A landfill was first proposed on the adjacent land in the 1980s. Despite the tribe’s protest to a dumpsite, a regional vote approved development of a landfill in 1994. Later an appeal in 2004 failed.

“It was tough to know something so important might be developed, it was really hard,” Gaughen said.

The tribe continued to ask the investment group to consider alternative uses for the neighboring 1,700-acre site.

Others joined the tribe in opposing a landfill, including the City of Oceanside, which uses groundwater that a landfill could potentially contaminate.

Environmental watchdog groups also stood against a landfill.

“The protection of sacred and cultural sites and critical water sources were the primary reasons that Pala, other tribes, environmental groups, and concerned citizens strongly opposed the proposed landfill,” Gaughen said.

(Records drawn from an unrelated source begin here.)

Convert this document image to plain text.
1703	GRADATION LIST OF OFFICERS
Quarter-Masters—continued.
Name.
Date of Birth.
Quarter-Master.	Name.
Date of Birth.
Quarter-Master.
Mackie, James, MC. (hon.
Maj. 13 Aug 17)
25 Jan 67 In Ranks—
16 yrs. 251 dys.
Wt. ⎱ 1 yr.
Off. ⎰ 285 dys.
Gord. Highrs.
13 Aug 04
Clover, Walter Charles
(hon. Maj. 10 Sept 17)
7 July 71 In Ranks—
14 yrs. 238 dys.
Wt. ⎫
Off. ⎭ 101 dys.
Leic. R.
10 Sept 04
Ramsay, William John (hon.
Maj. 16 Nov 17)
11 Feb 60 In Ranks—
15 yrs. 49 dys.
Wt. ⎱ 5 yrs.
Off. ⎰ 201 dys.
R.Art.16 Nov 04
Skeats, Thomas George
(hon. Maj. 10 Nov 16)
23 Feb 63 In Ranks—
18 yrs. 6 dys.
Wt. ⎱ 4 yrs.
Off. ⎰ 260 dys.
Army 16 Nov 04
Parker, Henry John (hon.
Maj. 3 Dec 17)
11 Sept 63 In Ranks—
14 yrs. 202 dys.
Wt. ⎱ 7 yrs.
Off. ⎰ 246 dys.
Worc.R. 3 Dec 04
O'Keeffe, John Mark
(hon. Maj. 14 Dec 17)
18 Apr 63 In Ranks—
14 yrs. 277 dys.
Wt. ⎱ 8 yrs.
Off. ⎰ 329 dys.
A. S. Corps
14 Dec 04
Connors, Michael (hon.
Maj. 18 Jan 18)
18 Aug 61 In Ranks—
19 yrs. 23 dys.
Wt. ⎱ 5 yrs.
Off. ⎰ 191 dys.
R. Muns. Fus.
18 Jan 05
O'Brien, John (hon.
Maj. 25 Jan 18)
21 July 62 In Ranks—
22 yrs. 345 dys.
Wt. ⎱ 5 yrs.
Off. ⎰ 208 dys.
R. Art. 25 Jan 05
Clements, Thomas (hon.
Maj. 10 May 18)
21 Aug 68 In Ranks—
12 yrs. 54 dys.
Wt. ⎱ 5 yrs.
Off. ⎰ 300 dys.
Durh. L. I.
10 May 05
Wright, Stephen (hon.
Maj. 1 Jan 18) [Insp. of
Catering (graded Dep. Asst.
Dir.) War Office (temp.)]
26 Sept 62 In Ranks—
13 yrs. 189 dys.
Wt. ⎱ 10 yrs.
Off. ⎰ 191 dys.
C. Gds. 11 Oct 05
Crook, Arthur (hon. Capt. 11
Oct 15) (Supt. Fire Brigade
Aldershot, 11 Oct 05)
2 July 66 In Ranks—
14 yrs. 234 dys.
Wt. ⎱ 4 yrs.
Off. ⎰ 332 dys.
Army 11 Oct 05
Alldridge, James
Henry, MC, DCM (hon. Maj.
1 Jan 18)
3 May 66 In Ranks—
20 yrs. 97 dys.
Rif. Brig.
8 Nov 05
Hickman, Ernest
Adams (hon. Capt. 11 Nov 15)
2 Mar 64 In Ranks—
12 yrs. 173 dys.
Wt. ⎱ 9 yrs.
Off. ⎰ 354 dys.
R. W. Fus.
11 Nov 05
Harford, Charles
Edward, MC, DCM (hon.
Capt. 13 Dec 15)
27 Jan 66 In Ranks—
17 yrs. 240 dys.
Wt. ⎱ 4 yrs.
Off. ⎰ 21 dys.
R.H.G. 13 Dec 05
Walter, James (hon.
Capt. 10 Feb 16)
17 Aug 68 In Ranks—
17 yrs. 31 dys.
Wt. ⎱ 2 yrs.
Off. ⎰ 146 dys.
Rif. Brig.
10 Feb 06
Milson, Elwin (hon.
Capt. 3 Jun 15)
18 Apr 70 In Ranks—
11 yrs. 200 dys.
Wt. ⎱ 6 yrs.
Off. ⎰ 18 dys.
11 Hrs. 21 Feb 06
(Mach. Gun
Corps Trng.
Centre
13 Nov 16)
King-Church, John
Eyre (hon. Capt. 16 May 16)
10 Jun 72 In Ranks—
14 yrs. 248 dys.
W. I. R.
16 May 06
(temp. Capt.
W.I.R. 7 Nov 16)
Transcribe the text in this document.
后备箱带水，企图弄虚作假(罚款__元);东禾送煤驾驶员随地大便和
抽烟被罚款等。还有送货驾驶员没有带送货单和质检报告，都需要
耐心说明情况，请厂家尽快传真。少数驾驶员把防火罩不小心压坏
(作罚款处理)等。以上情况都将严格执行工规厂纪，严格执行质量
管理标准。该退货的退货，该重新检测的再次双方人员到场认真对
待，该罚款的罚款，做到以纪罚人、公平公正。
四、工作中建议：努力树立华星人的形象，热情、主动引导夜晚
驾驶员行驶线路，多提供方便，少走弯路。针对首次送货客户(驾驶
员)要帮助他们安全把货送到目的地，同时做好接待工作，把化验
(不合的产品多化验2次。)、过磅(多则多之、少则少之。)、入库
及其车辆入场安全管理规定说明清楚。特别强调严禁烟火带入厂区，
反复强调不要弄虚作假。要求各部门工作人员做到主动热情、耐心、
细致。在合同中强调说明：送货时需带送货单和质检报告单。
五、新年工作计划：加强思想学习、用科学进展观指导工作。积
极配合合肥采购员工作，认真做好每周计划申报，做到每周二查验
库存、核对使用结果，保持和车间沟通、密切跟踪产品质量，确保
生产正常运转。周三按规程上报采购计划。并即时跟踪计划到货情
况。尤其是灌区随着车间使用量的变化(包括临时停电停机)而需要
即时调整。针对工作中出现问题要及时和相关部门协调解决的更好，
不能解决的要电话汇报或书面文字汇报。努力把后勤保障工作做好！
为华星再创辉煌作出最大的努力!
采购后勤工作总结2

A turnaround came when the investment group foreclosed and GCL, LLC, took ownership. Initially the new owners continued to pursue a permit to open a landfill. Then they had a change of heart.

“A couple of months ago they reached out to us, and offered to let us purchase the mountain and canyon,” Gaughen said.

Gaughen said the cost seemed a fair market rate, and scared land is something you cannot put a price tag on.

“This victory has been a very long time coming,” Gaughen said. “It has been a difficult battle with many ups and downs, but through it all I never lost hope.”

GCL plans to develop housing and retail on the unsold acres, and work with the tribe to determine good neighbor development options.